The US had already been requesting social-media information from people suspected to represent a national security threat. That policy targeted a sliver of travelers to the US—about 65,000. The new measures would cover nearly 15 million people. Along with the handles, the State Department is also asking for a five-year history of email addresses, telephone numbers, and international trips.
The proposals must be approved by the Office of Management and Budget after a 60-day public comment period, so these new requirements will not come into effect until this summer at the earliest, but if they do, Campoy surmises, it may make some people think twice about traveling to the US. The American Civil Liberties Union issued a statement condemning the proposals as “ineffective and deeply problematic”:
The ACLU has opposed previous attempts by federal government agencies to collect social media information from immigrants or travelers to the U.S. because these attempts will cause immigrants and their online contacts, such as U.S. citizen family, friends, acquaintances, and business associates to self-censor what they say online. The government has failed to disclose how this information — accurate or not — may be shared across government agencies and have consequences for individuals living in America, including U.S. citizens. There is also no evidence that such social media monitoring is effective or fair, especially in the absence of criteria to guide the use of social media information in the visa adjudication process.

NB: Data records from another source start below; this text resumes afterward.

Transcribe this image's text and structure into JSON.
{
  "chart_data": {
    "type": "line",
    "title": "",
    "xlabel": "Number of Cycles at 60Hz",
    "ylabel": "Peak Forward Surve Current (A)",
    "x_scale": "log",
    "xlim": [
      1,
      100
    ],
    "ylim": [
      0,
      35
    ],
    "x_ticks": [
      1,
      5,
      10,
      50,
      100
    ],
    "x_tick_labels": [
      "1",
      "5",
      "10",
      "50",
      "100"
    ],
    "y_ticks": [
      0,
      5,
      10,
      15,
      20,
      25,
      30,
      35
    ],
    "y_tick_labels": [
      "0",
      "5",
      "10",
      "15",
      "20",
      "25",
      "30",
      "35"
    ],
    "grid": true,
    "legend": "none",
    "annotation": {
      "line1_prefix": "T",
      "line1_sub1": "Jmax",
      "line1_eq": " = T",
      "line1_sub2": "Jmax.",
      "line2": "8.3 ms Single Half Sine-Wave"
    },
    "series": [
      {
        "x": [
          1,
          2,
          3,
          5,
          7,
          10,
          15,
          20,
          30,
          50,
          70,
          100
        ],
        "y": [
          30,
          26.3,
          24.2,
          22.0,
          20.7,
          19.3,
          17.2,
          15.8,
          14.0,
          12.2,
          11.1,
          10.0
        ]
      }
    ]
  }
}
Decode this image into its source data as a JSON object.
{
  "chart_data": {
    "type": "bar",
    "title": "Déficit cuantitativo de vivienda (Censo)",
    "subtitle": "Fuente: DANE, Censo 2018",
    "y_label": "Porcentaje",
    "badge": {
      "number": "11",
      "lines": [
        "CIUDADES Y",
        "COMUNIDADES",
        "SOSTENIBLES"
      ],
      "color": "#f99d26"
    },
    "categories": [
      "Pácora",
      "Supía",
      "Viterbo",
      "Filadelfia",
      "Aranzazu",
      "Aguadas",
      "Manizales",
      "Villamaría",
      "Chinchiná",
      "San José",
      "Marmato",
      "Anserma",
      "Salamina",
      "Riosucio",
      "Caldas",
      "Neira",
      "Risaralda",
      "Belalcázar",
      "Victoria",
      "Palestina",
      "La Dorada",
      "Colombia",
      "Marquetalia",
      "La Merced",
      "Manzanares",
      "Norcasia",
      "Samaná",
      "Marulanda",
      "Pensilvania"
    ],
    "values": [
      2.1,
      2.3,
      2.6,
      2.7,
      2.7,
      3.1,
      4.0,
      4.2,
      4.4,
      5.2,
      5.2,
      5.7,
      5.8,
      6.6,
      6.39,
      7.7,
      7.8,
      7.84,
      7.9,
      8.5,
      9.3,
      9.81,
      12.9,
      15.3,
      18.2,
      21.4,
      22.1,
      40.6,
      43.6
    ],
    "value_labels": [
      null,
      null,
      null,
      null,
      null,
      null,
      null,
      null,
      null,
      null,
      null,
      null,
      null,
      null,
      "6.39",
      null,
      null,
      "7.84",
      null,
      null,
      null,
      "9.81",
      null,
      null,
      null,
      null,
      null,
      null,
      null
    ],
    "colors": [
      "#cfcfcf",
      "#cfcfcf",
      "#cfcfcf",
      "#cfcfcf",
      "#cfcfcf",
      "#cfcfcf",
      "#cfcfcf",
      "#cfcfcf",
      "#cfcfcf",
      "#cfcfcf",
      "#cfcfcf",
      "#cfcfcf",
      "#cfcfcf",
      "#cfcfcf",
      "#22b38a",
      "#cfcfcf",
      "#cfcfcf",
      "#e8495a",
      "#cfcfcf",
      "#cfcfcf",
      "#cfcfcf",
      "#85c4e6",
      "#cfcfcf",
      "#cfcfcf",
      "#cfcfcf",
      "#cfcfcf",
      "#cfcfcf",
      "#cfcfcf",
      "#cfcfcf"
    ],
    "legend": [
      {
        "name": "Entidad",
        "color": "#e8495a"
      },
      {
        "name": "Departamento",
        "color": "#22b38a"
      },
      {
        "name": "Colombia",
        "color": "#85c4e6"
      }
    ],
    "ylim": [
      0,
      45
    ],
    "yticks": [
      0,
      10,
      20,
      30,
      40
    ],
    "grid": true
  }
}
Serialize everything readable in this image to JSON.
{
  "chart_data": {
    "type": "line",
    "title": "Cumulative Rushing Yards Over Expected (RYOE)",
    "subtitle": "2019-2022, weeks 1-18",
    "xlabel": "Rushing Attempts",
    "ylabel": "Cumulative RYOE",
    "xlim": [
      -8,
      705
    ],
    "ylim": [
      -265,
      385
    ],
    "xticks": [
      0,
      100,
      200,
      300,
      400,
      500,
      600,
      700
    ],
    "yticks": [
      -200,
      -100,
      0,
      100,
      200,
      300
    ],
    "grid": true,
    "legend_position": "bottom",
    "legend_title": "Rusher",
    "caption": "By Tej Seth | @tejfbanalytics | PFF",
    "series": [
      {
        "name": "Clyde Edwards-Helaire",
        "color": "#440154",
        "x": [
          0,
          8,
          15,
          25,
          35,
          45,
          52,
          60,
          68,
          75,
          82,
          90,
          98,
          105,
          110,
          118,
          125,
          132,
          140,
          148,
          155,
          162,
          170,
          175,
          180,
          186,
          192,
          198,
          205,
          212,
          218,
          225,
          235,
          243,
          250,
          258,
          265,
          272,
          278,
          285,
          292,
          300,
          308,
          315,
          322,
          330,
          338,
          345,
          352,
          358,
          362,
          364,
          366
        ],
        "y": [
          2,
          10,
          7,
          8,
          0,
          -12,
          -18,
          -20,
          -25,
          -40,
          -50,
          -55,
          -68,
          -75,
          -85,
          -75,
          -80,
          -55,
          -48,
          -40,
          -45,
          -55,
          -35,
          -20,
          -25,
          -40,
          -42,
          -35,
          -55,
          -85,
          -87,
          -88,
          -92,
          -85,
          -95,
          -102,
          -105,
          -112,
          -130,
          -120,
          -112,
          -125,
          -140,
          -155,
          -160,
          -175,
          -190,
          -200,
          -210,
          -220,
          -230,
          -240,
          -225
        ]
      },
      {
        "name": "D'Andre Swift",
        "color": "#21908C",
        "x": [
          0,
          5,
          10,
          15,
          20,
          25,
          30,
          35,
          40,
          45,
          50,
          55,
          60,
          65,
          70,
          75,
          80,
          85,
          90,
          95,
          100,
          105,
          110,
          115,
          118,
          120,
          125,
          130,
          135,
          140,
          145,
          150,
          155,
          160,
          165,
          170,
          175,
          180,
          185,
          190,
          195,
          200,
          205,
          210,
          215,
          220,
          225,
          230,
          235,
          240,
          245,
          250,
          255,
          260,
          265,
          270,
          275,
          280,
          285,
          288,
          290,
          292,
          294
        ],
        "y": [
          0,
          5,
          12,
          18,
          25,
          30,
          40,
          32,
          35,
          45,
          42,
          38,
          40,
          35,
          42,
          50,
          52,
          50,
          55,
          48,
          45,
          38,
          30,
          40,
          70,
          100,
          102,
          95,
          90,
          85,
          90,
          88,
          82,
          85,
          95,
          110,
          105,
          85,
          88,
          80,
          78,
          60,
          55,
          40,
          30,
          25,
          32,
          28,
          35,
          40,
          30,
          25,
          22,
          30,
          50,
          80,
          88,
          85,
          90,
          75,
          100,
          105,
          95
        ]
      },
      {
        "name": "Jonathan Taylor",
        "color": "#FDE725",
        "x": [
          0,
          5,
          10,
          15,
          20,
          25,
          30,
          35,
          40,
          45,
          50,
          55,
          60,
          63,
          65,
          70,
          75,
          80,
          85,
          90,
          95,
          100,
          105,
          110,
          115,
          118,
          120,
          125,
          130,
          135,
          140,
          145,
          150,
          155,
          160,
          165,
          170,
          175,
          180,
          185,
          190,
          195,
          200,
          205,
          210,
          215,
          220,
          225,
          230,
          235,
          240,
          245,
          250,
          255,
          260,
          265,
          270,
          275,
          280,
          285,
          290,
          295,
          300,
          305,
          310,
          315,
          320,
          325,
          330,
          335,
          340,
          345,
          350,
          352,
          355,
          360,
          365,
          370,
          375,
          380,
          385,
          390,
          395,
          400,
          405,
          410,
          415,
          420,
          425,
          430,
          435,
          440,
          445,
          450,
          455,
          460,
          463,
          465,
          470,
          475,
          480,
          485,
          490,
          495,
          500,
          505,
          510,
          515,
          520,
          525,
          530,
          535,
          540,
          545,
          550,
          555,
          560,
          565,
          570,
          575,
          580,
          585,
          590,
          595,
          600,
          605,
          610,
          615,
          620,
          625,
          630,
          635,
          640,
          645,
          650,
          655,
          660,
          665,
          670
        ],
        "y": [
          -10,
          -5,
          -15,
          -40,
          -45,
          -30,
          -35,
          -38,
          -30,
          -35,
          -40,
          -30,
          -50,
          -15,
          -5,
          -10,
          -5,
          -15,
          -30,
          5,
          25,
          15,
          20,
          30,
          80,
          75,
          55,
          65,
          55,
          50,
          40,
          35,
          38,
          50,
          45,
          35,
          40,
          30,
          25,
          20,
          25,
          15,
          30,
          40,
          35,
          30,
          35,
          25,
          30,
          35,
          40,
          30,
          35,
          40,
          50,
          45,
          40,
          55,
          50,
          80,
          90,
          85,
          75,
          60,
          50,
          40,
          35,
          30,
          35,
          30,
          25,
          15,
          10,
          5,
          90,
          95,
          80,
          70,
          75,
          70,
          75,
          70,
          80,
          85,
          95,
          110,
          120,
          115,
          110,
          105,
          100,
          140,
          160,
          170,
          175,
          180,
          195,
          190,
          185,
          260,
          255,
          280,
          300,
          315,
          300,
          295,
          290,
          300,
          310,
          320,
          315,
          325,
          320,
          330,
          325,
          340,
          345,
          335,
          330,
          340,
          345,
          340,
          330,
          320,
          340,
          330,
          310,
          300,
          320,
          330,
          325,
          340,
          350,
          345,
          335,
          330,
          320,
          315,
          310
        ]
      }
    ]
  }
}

The administration has already taken a number of other steps to make both immigration and non-immigrant travel to the US more onerous for foreign individuals, mainly through executive orders from President Donald Trump. These include an indefinite ban on travelers and immigrants from Chad, Iran, Libya, North Korea, Somalia, Syria, and Yemen, as well as a series of orders requiring more extensive scrutiny of visa applicants and business travelers. The administration has also tightened standards for the H-1B temporary skilled worker visa program.